Legislation that could recommend a shift in the state Retiree Health Benefit Fund from a defined-benefit to defined-contribution model passed the House on Thursday by a 114-0 vote and heads to the Senate.
The Retiree Health Benefit Fund allocates the state’s share of retiree premiums to the State Health Plan. According to a legislative Program Evaluation Division analysis of House Bill 24, the Retiree Health Benefit Fund is $25.5 billion short of the amount it needs to meet its commitments. In addition, state Treasurer Dale Folwell said during a teleconference with reporters on Monday that the State Health Plan and pension fund are more than $38 billion in debt, with $32 billion of that in the State Health Plan alone. He said his top priority was making those plans solvent.
The alternatives being considered are sure to draw fire from individual employees and the State Employees Association of North Carolina, which says current and retired state workers should not be victimized by irresponsible decisions made by politicians of the past.
“I understand it’s a train wreck coming with that, and the pension plan,” state Rep. Pat Hurley, R-Randolph, a primary sponsor of the bill, told Carolina Journal after a Wednesday committee meeting. Rena Turner, R-Iredell, is the other primary sponsor of the bill. Companion legislation, Senate Bill 22, has been referred to a Senate appropriations committee.
“If we succeed in preserving and strengthening the pension and the state health plan, everybody wins. The governor wins, the legislature wins, the people of North Carolina. If we fail, we’re all going to fail,” Folwell said.
“We’re not making any decisions right now, but we really need to look at it, and see if there’s changes we need to make to it,” Hurley said of the Retiree Health Benefit Fund. Recommendations would be made by the 13-member Joint Legislative Committee on the Unfunded Liability of the Retiree Health Benefit Fund created by the legislation.
The study committee could be asked to look into moving away from a defined-benefit plan. That is a model in which the employer — in this case the state — guarantees stable, specific retiree benefits, no matter how well-funded the plan’s investments may be.
Alternatively, in a defined-contribution model the state and employee would invest a set amount of money in assets that are driven by market conditions and do not offer guaranteed benefits. Defined-contribution plans, much like 401(k) retirement funds, can produce higher returns than defined benefit systems, but also they can lag during financial downturns.
Hurley said the potential of switching to a defined contribution plan was uncertain. “We just need to all get on board, and try to get on the same page if we can,” she said, in solving the funding shortfall.
The proposal would be controversial, she added. “But we need it to work for all.”
Other options to redcue the unfunded liability include putting more tax funding into the plan, moving more people into Medicare Advantage plans (shifting some costs to federal taxpayers), reducing the number of people eligible for retiree benefits, requiring employees to contribute to the Retiree Health Benefit Fund, and increasing the amount retirees pay for health benefits.

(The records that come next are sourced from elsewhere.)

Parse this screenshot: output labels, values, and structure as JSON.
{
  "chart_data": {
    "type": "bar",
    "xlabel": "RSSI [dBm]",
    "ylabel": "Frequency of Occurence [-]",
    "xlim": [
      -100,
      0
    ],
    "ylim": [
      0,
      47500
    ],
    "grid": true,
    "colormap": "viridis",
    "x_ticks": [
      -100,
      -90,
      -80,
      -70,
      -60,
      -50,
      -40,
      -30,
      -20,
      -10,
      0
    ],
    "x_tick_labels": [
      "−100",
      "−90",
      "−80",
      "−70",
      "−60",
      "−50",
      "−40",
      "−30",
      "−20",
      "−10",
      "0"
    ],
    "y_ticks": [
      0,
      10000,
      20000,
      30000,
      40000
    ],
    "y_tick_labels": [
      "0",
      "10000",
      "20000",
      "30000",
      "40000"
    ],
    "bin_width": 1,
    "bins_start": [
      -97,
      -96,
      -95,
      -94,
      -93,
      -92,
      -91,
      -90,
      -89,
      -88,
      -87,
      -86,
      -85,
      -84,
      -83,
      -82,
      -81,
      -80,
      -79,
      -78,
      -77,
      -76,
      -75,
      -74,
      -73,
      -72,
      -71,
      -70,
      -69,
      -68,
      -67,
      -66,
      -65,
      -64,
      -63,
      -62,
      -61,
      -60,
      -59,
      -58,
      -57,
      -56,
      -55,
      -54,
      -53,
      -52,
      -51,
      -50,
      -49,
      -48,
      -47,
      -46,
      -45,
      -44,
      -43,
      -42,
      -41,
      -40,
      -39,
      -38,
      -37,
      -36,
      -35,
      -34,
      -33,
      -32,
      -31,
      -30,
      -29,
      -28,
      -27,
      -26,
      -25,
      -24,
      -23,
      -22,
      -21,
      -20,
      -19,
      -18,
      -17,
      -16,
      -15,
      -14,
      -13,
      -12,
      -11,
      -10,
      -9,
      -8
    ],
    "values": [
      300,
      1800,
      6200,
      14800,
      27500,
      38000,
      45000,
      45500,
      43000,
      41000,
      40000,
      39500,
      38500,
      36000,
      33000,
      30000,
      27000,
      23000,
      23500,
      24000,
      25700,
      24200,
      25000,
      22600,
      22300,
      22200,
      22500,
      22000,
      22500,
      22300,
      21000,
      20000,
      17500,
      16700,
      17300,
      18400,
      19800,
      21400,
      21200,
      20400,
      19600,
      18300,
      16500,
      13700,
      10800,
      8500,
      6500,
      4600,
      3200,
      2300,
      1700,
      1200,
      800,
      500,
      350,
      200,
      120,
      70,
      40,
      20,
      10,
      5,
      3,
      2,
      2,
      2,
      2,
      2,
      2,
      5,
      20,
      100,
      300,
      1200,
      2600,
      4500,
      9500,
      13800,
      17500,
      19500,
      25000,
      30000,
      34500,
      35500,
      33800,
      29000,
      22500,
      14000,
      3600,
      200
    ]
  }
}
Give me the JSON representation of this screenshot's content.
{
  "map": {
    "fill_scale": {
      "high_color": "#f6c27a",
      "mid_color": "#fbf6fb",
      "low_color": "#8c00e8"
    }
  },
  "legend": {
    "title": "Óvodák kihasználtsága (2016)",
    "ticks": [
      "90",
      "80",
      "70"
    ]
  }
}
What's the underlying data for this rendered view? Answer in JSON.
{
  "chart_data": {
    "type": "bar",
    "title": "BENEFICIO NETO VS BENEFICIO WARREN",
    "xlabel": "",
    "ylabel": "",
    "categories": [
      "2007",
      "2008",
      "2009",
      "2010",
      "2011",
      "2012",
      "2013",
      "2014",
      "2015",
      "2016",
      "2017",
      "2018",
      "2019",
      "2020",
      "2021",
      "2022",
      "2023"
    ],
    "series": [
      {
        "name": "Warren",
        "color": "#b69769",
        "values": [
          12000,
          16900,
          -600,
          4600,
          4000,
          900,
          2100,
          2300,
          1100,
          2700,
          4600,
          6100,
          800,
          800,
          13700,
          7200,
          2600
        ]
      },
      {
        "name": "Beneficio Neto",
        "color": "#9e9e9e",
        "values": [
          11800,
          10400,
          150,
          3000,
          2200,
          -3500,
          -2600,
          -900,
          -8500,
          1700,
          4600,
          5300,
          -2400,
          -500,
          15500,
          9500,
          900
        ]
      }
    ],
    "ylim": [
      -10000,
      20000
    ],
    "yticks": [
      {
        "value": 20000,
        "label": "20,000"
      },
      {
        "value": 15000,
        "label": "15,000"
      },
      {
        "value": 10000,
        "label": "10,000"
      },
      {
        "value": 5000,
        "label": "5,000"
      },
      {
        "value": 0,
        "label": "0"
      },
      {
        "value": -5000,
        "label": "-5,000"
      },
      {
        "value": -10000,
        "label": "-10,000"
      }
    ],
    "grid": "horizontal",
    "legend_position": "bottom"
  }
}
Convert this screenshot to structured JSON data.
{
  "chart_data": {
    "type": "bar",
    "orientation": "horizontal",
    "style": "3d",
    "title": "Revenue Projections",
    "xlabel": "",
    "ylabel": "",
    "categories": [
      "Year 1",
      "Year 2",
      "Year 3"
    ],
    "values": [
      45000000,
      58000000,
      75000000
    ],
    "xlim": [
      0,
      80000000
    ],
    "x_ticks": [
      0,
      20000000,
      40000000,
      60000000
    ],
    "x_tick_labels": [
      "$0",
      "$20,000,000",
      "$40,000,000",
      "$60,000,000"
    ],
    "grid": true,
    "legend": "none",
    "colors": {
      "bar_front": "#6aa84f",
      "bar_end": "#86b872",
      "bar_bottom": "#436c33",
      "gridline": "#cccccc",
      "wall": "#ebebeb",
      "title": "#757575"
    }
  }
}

Folwell “will be right here on that committee,” Hurley said. “He knows what needs to be done, what should be done, what could be done. We want him there, and the retirees. We want all the stakeholders there.”

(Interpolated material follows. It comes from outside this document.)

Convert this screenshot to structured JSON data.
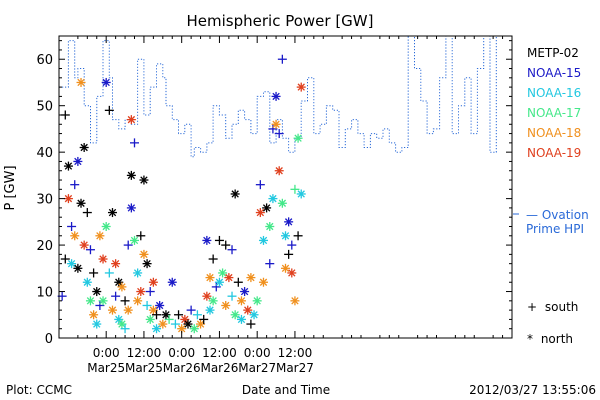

Folwell could present his own recommendations apart from the study committee. If those are acceptable, they could be introduced as legislation, Hurley said.
Moving ahead with this bill at this time “is just to let people know that we really do care, and that we need all the stakeholders there to see what can be done,” she said.
Ardis Watkins, spokeswoman for the 55,000-member State Employees Association of North Carolina, gave a frosty reception to the reforms that would be considered. She said state employees and retirees who did not create the situation would be expected to absorb the costs of any fixes.
Hurley said cutting costs would let more state employees enroll their families in the State Health Plan. She said the state employs so many people that it should be able to negotiate much better rates with Blue Cross and Blue Shield of North Carolina.
During Folwell’s Monday teleconference, he said the premiums for state employees who enroll in the state’s family health plan amount to five work days out of every month.
“We are driving away all of our young, healthy people off of the State Health Plan,” Folwell said.
BCBSNC serves as a third-party administrator of the health plan, Folwell said.
“We do not pay them premiums. We pay them to administer the back office of our State Health Plan,” he said. When BCBSNC presents a bill, the state pays it. The contract has a one-year extension clause “and we are in talks about not only whether that one-year extension is granted, but also how we start the process of opening that contract up for calendar year 2019,” Folwell said.
Folwell guaranteed he would bring more sunshine and less complexity to the process than exists in the current relationship with BCBSNC, and that he would work to obtain better deals by using the size of the state employee pool for leverage.